In a way, there are a lot of similarities between Mutual Funds and Hedge Funds. In the both types of investments, a group of investors pool their money and invest in different type of securities. The main misconception about the funds is that people think that they are similar and the terms are interchangeable. In reality, they are not same and there is a very thin line between them. The main difference between these two funds is that in a Hedge fund the number of investors is very less while the Mutual fund has a large number of investors.
In simple words, a mutual fund can be considered an investment vehicle in which a group of people pools the money and a fund manager invests those funds in different securities. The manager often charges a fee for the administration of the fund, which depends on the size of the investment.
A hedge fund is an investment portfolio which is managed under investment partnership. These types of funds are a private portfolio of investments which uses highly advanced strategies for the investment and risk management.
The key differences between Mutual and Hedge funds
- A hedge fund is a privately owned portfolio investment in which only a few investors are allowed. However, a mutual fund is a professionally managed investment plan where a number of investors pool their money to buy securities.

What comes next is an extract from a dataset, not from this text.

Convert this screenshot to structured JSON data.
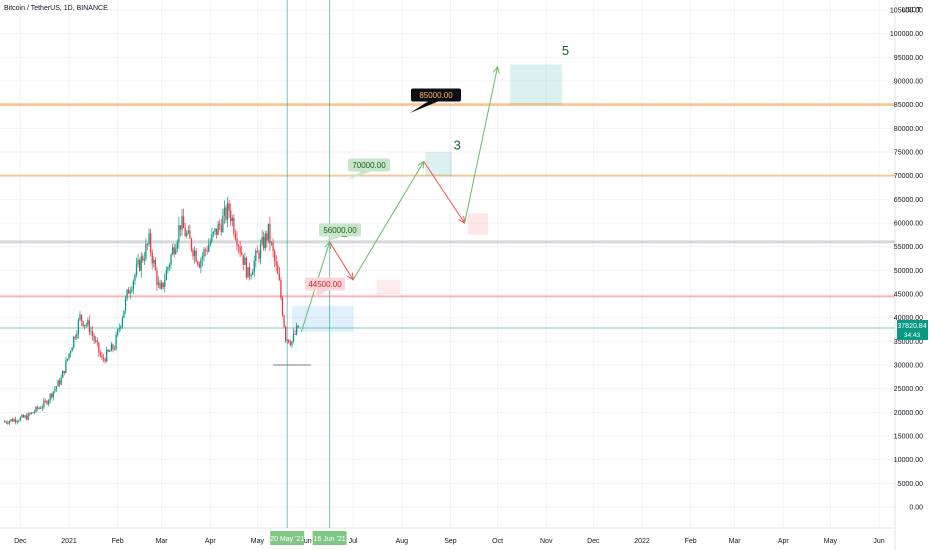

- The main aim of hedge funds is assured returns while mutual funds aim at relative returns.
- The owner of mutual funds can be thousands in number while in hedge funds the number of investors is very limited.
- The hedge funds are managed with highly advanced strategies and risk management techniques to ensure good returns which are not in the case of mutual funds.
- The hedge funds have high profile investors while the mutual funds include retail investors who invest relatively small amounts.
- Hedge funds have very limited regulations from the government side, however, in the case of mutual funds, the Securities Exchange Board of India (SEBI) issued guidelines from time to time.
- In the hedge funds, the management fees depend on the returns on the investment while in the case of mutual funds the management fees depend on the assets that are being managed.
- In mutual funds, the asset manager does not hold any substantial interest while in hedge funds the person or company that manages the funds also owns a large part of the investment.
- When it comes to mutual funds, the reports about the investments and returns have to be published yearly. Also, the disclosure of the investments has to be made public every six months. While in hedge funds the information about the investments and returns is released to the investors only.
The investments in both funds depend basically on the recourses you own. If you have a lot of funds you can invest in hedge funds. In case you have limited resources, you can choose to invest in one or two mutual funds depending on what kind of returns you are looking for.